Twitter has modified its label for the main BBC account from “government funded media” to “publicly funded” following an objection from the broadcaster. Twitter CEO Elon Musk confirmed the change during an interview with BBC News on Tuesday, stating that the platform aimed for accuracy. On Sunday, the BBC challenged the initial description, emphasizing that it has always been independent and is funded by the British public through the license fee.
Musk acknowledged the broadcaster’s concerns and suggested using the BBC’s own description of itself to label the account. The BBC welcomed Twitter’s decision. Twitter had used the same “government funded” label for US public broadcaster NPR, which announced on Wednesday it would stop posting new content on the social media platform.
The BBC account on Twitter originally had a label reading “government-funded media” that linked to a page defining such outlets as having “varying degrees of government involvement over editorial content.” The BBC objected to the label, pointing out that the corporation’s Royal Charter mandates independence in editorial and creative decisions, as well as the management of its affairs.

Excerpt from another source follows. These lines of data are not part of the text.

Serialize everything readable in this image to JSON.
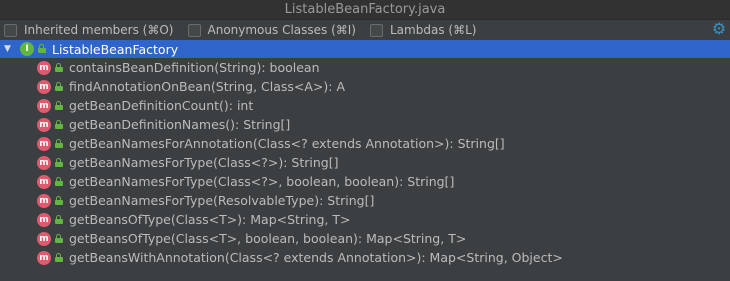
{
  "window": {
    "title": "ListableBeanFactory.java"
  },
  "toolbar": {
    "options": [
      {
        "label": "Inherited members (⌘O)",
        "checked": false
      },
      {
        "label": "Anonymous Classes (⌘I)",
        "checked": false
      },
      {
        "label": "Lambdas (⌘L)",
        "checked": false
      }
    ],
    "settings_icon": "gear-icon"
  },
  "tree": {
    "root": {
      "label": "ListableBeanFactory",
      "icon": "interface-icon",
      "expanded": true,
      "selected": true
    },
    "methods": [
      {
        "label": "containsBeanDefinition(String): boolean"
      },
      {
        "label": "findAnnotationOnBean(String, Class<A>): A"
      },
      {
        "label": "getBeanDefinitionCount(): int"
      },
      {
        "label": "getBeanDefinitionNames(): String[]"
      },
      {
        "label": "getBeanNamesForAnnotation(Class<? extends Annotation>): String[]"
      },
      {
        "label": "getBeanNamesForType(Class<?>): String[]"
      },
      {
        "label": "getBeanNamesForType(Class<?>, boolean, boolean): String[]"
      },
      {
        "label": "getBeanNamesForType(ResolvableType): String[]"
      },
      {
        "label": "getBeansOfType(Class<T>): Map<String, T>"
      },
      {
        "label": "getBeansOfType(Class<T>, boolean, boolean): Map<String, T>"
      },
      {
        "label": "getBeansWithAnnotation(Class<? extends Annotation>): Map<String, Object>"
      }
    ]
  },
  "colors": {
    "background": "#3c3f41",
    "selection": "#2f65ca",
    "method_badge": "#e05a6f",
    "interface_badge": "#62b543",
    "public_lock": "#62b543",
    "accent": "#3592c4"
  }
}
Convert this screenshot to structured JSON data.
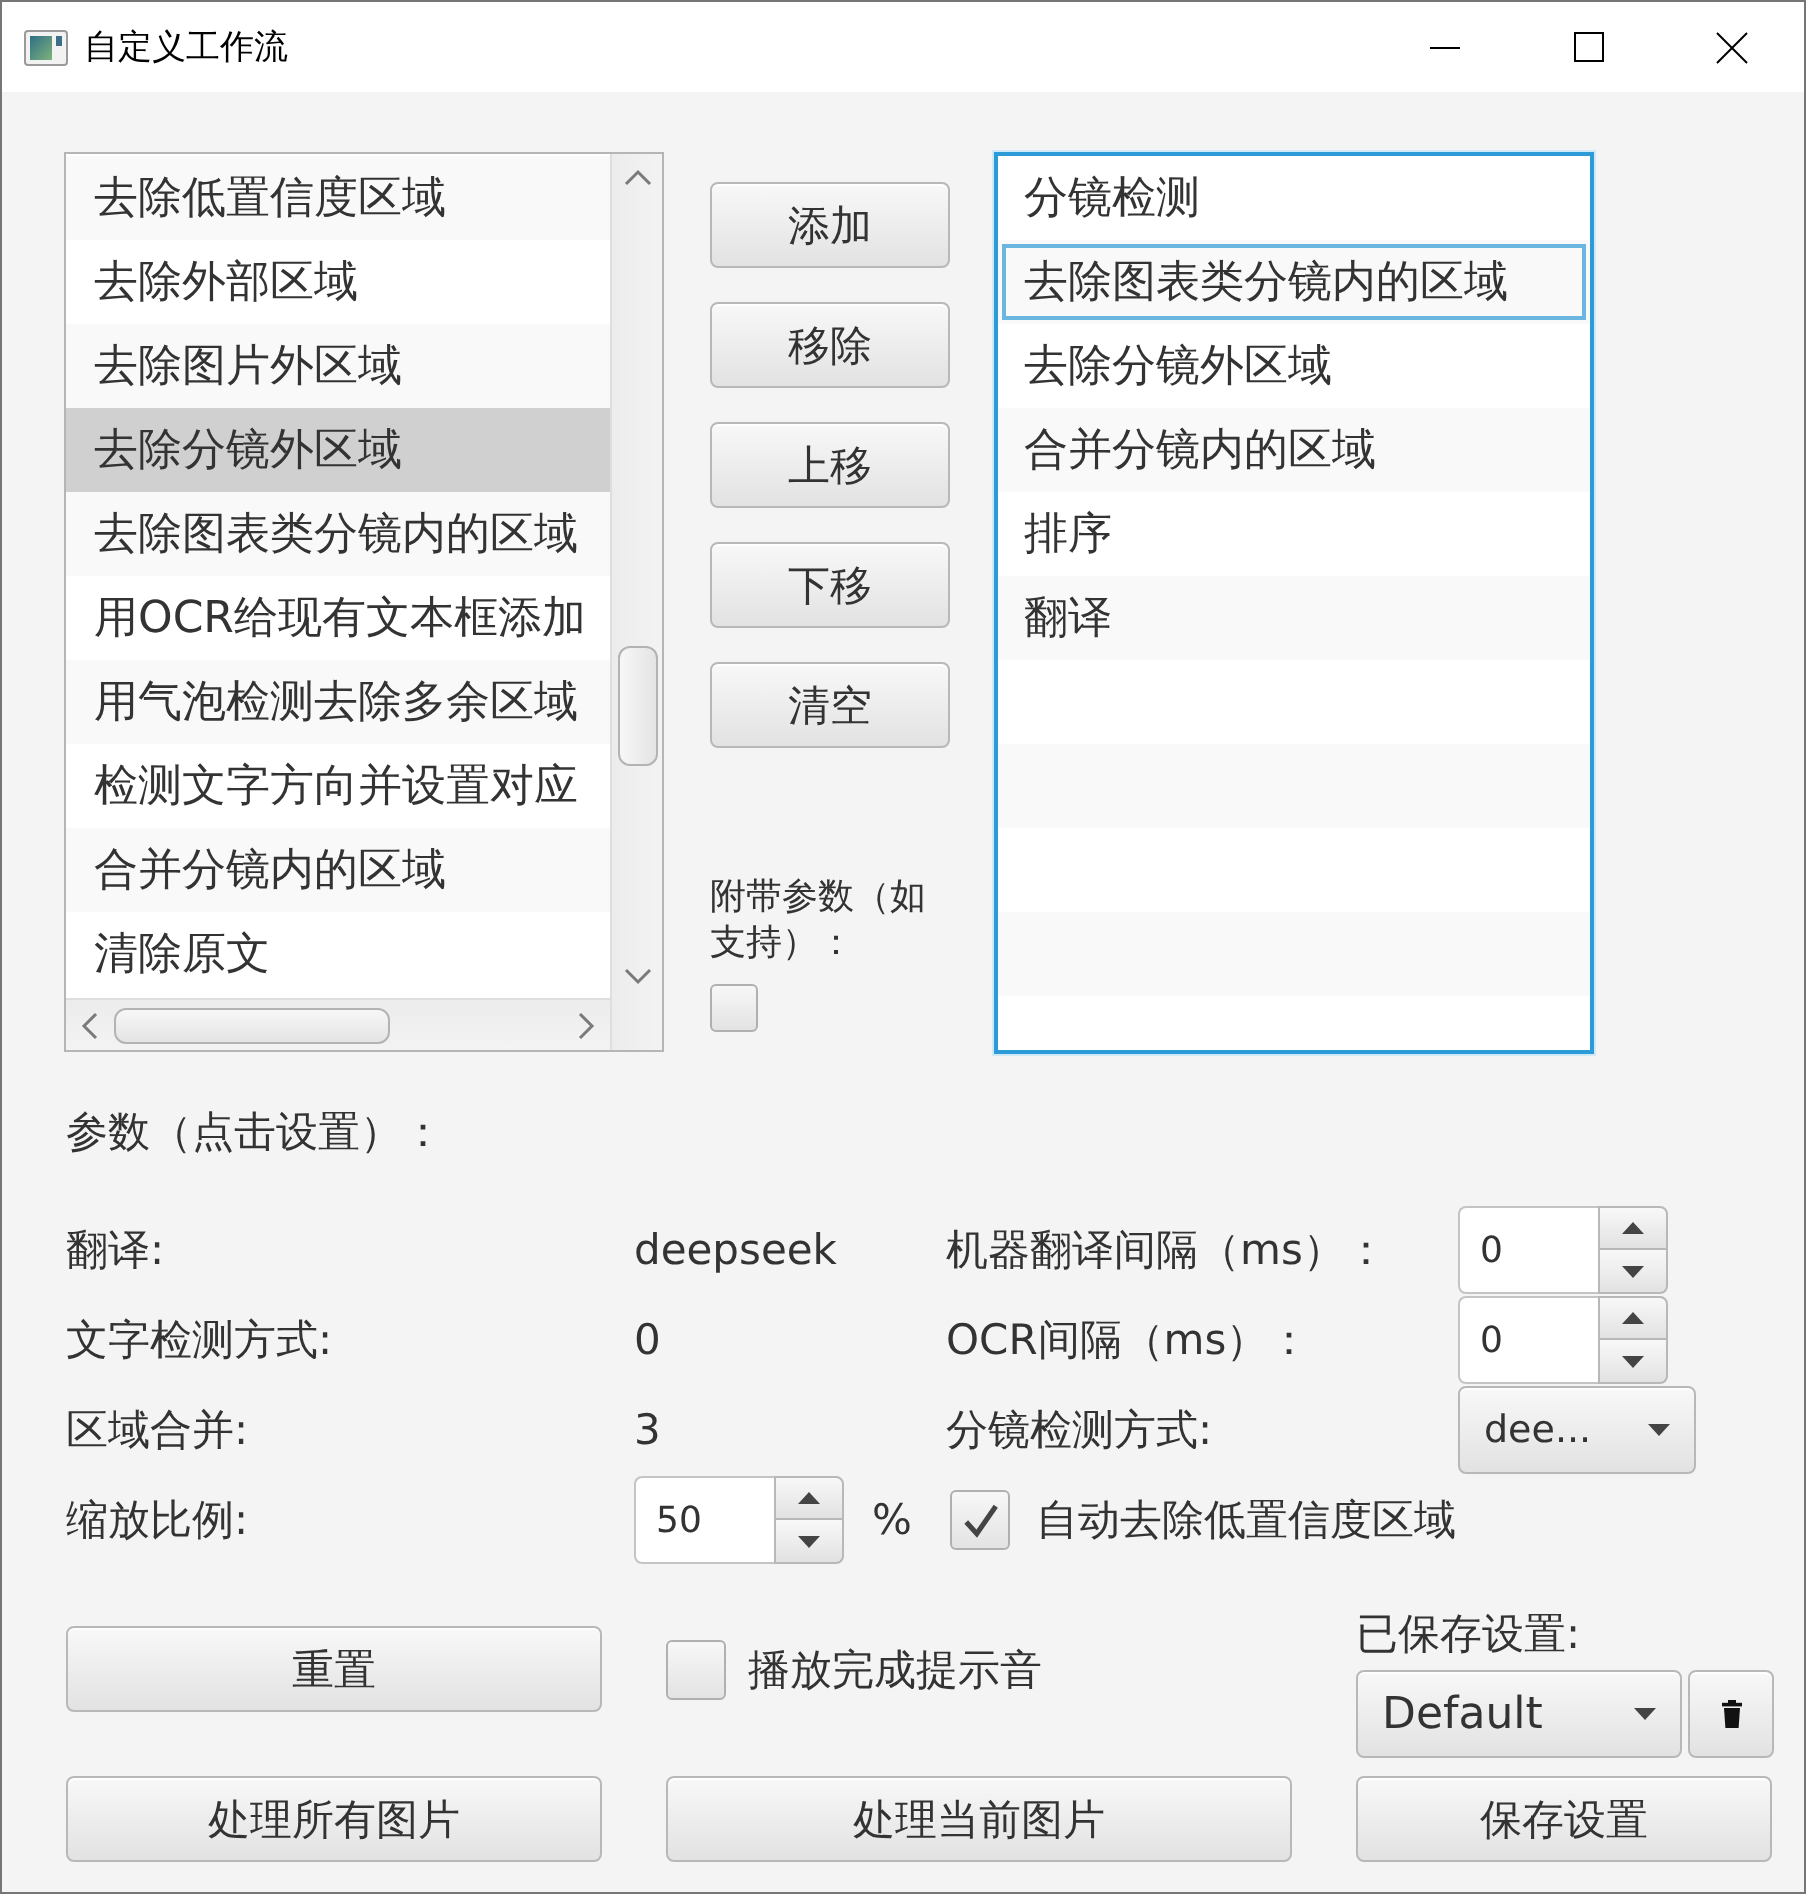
{
  "window": {
    "title": "自定义工作流"
  },
  "available_steps": [
    {
      "label": "去除低置信度区域",
      "selected": false
    },
    {
      "label": "去除外部区域",
      "selected": false
    },
    {
      "label": "去除图片外区域",
      "selected": false
    },
    {
      "label": "去除分镜外区域",
      "selected": true
    },
    {
      "label": "去除图表类分镜内的区域",
      "selected": false
    },
    {
      "label": "用OCR给现有文本框添加",
      "selected": false
    },
    {
      "label": "用气泡检测去除多余区域",
      "selected": false
    },
    {
      "label": "检测文字方向并设置对应",
      "selected": false
    },
    {
      "label": "合并分镜内的区域",
      "selected": false
    },
    {
      "label": "清除原文",
      "selected": false
    }
  ],
  "step_buttons": [
    "添加",
    "移除",
    "上移",
    "下移",
    "清空"
  ],
  "extra_params": {
    "label": "附带参数（如支持）：",
    "checked": false
  },
  "workflow_steps": [
    {
      "label": "分镜检测",
      "focused": false
    },
    {
      "label": "去除图表类分镜内的区域",
      "focused": true
    },
    {
      "label": "去除分镜外区域",
      "focused": false
    },
    {
      "label": "合并分镜内的区域",
      "focused": false
    },
    {
      "label": "排序",
      "focused": false
    },
    {
      "label": "翻译",
      "focused": false
    }
  ],
  "params": {
    "heading": "参数（点击设置）：",
    "rows": [
      {
        "left": {
          "kind": "value",
          "label": "翻译:",
          "value": "deepseek"
        },
        "right": {
          "kind": "spinner",
          "label": "机器翻译间隔（ms）：",
          "value": "0"
        }
      },
      {
        "left": {
          "kind": "value",
          "label": "文字检测方式:",
          "value": "0"
        },
        "right": {
          "kind": "spinner",
          "label": "OCR间隔（ms）：",
          "value": "0"
        }
      },
      {
        "left": {
          "kind": "value",
          "label": "区域合并:",
          "value": "3"
        },
        "right": {
          "kind": "combo",
          "label": "分镜检测方式:",
          "value": "dee..."
        }
      },
      {
        "left": {
          "kind": "spinner",
          "label": "缩放比例:",
          "value": "50",
          "unit": "%"
        },
        "right": {
          "kind": "checkbox",
          "label": "自动去除低置信度区域",
          "checked": true
        }
      }
    ]
  },
  "footer": {
    "reset": "重置",
    "sound": {
      "label": "播放完成提示音",
      "checked": false
    },
    "saved": {
      "label": "已保存设置:",
      "value": "Default"
    },
    "buttons": [
      "处理所有图片",
      "处理当前图片",
      "保存设置"
    ]
  }
}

The BBC is mainly funded by the license fee paid by UK residents, which accounted for 71% of its total income of £5.3bn in 2022, with the rest coming from commercial and other activities. The BBC World Service, which primarily serves non-UK audiences, receives more than £90m per year from the government. Recent concerns have been raised about government influence on the BBC, but director general Tim Davie has stated that board members do not shape editorial content.